Elf Hektar oder 100 Baustellen

FREUDENBURG. Das geplante Neubaugebiet Burgbungert und der Haushaltsplan für das Jahr 2006 waren die Hauptthemen der jüngsten Gemeinderats-Sitzung in Freudenburg.

Viele Freudenburger wollen ihre eigenen vier Wände hochziehen - und sind dazu auf der Suche nach geeignetem Bauland. Jedenfalls weiß Ortsbürgermeister Bernd Gödert von regelmäßigen, zahlreichen Anfragen von bauwilligen Einwohnern zu berichten. Die Gemeinde reagiert auf die Nachfrage und ist dabei, ein neues Baugebiet bereitzustellen. Topographisch ungeeignet

Südlich des Gewerbegebietes am Sportplatz ist das Gelände mit dem bis zur jüngsten Ratssitzung verwandten Namen "Auf'm Mühlenpfad/Hinterm Burgbungert/Bergbungert" geplant. Noch bis vor kurzem habe das Gebiet Junkerskreuz zur Diskussion gestanden, berichtete Gödert in der Ratssitzung. "Von seiner Süd-West-Lage her und der wunderschönen Aussicht auf die Burg wäre Junkerskreuz ideal gewesen", meinte Gödert. Nach dem Konsens im Rat hätten dann jedoch die Fachbehörden das Gelände bewertet und festgestellt, dass es von der Topographie her ungeeignet sei. Man hätte Druckleitungen und eine Pump-Station installieren müssen, um das Schmutzwasser ableiten zu können. Zudem hätten Retentionsbecken angelegt werden müssen. "Die Erschließung wäre einfach zu teuer geworden. Deshalb haben wir uns letztendlich gegen dieses Gebiet entschieden", sagte der Ortsbürgermeister. Das neue Gebiet, für das sich der Rat in der Sitzung einstimmig auf den vereinfachten Namen "Burgbungert" verständigte, sei rund elf Hektar groß. Je nach Planung könnten hier etwa 100 Baustellen mit einer durchschnittlichen Größe von 700 Quadratmetern entstehen. 660 000 Euro hat der Rat für den Grunderwerb des Geländes in den Vermögenshaushalt 2006 eingestellt. "Wir müssen noch mit der Kommunalaufsicht klären, inwieweit wir die Mittel dafür genehmigt bekommen", meinte Gödert. "Zudem weiß ich nicht, ob wir es schaffen, das gesamte Gebiet gleichzeitig zu erschließen."Ungebrochene Nachfrage

Die Ratsherren und -frauen sprachen sich unisono für die Erschließung dieses Gebietes aus. Bernhard Hein, CDU, meinte: "Wir sollten so schnell wie möglich Bauland schaffen. Denn die Nachfrage scheint nach wie vor ungebrochen zu sein." Als erste Schritte beschloss der Rat einstimmig, den Auftrag für die topographische Vermessung zu vergeben sowie für ein Bodengutachten.
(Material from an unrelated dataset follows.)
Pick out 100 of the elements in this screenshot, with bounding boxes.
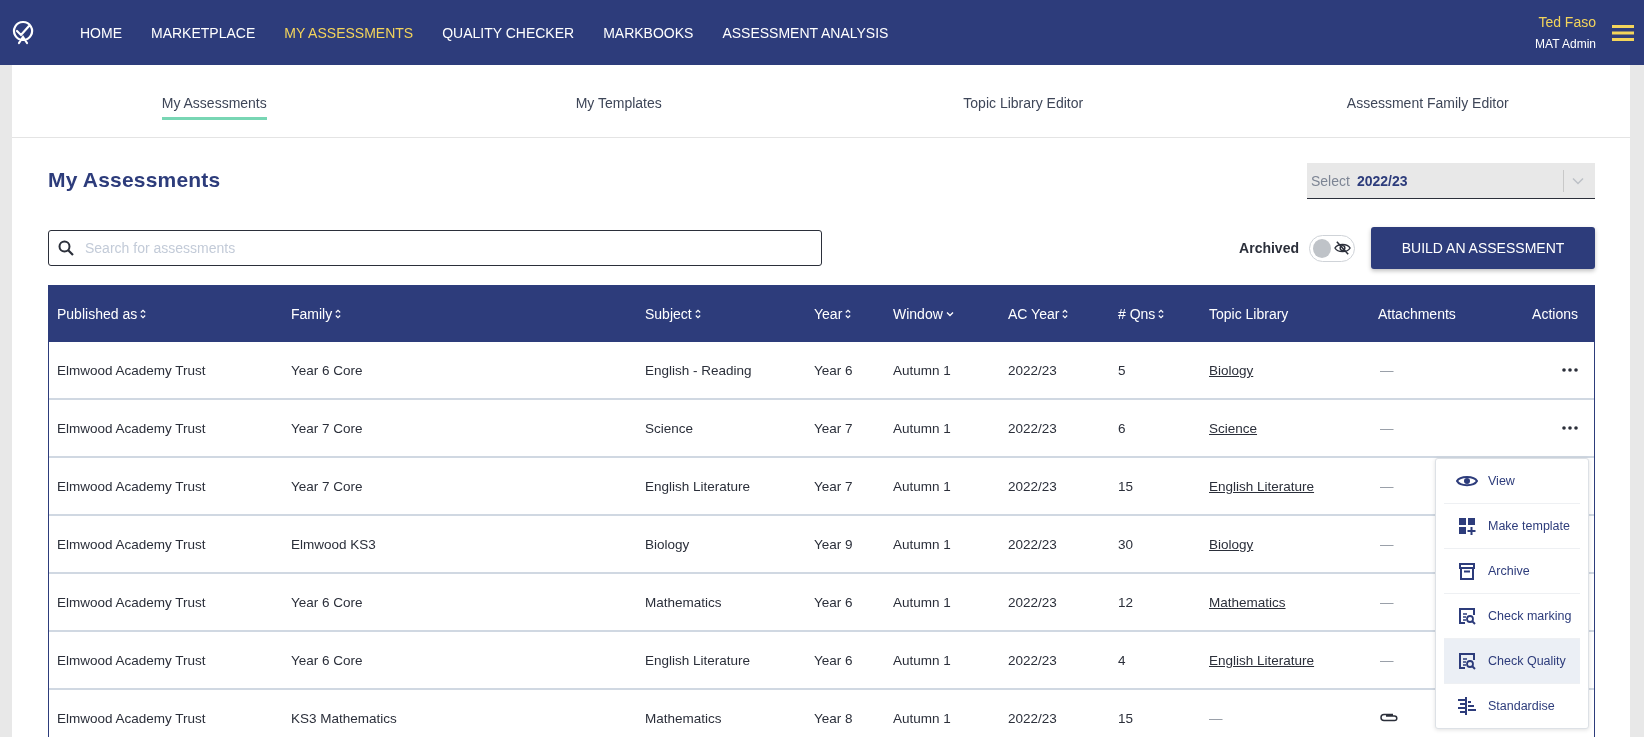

Zu Zweitem riet vor allem Hans Hausen, stellvertretender Leiter der Bauabteilung der Verbandsgemeinde Saarburg, in der Sitzung. Hausen: "Ein solches Bodengutachten dient zum einen dazu, eine schlüssige Entwässerungs-Konzeption zu erstellen, zum anderen dient es natürlich auch den Bauherren." Auf 6000 bis 7000 Euro schätzte Hausen die Kosten für das Gutachten. Gemeinde und Verbandsgemeinde-Gewerke teilten sich die Kosten. Die 660 000 Euro stellen gleichzeitig auch den größten Posten im Vermögenshaushalt des Jahres 2006 dar. In Einnahmen und Ausgaben wurde er auf 805 350 Euro festgesetzt. Im Verwaltungshaushalt stehen geschätzte Einnahmen von 971 400 Euro Ausgaben von 1 482 970 Euro entgegen. Damit beliefe sich der Fehlbedarf zum Ende des Jahres auf 511 570 Euro. "Bei den Rahmenbedingungen ist kein Land in Sicht - und wenn wir noch so gut haushalten", meinte Gödert. Leo Lauer, Bürgermeister der Verbandsgemeinde, bestätigte: "Rund 80 Prozent der Einnahmen sind bei den Gemeinden durch die Umlagen an die Verbandsgemeinde und den Kreis weggenommen." Der Rat stimmte dem defizitären Haushalt einhellig zu.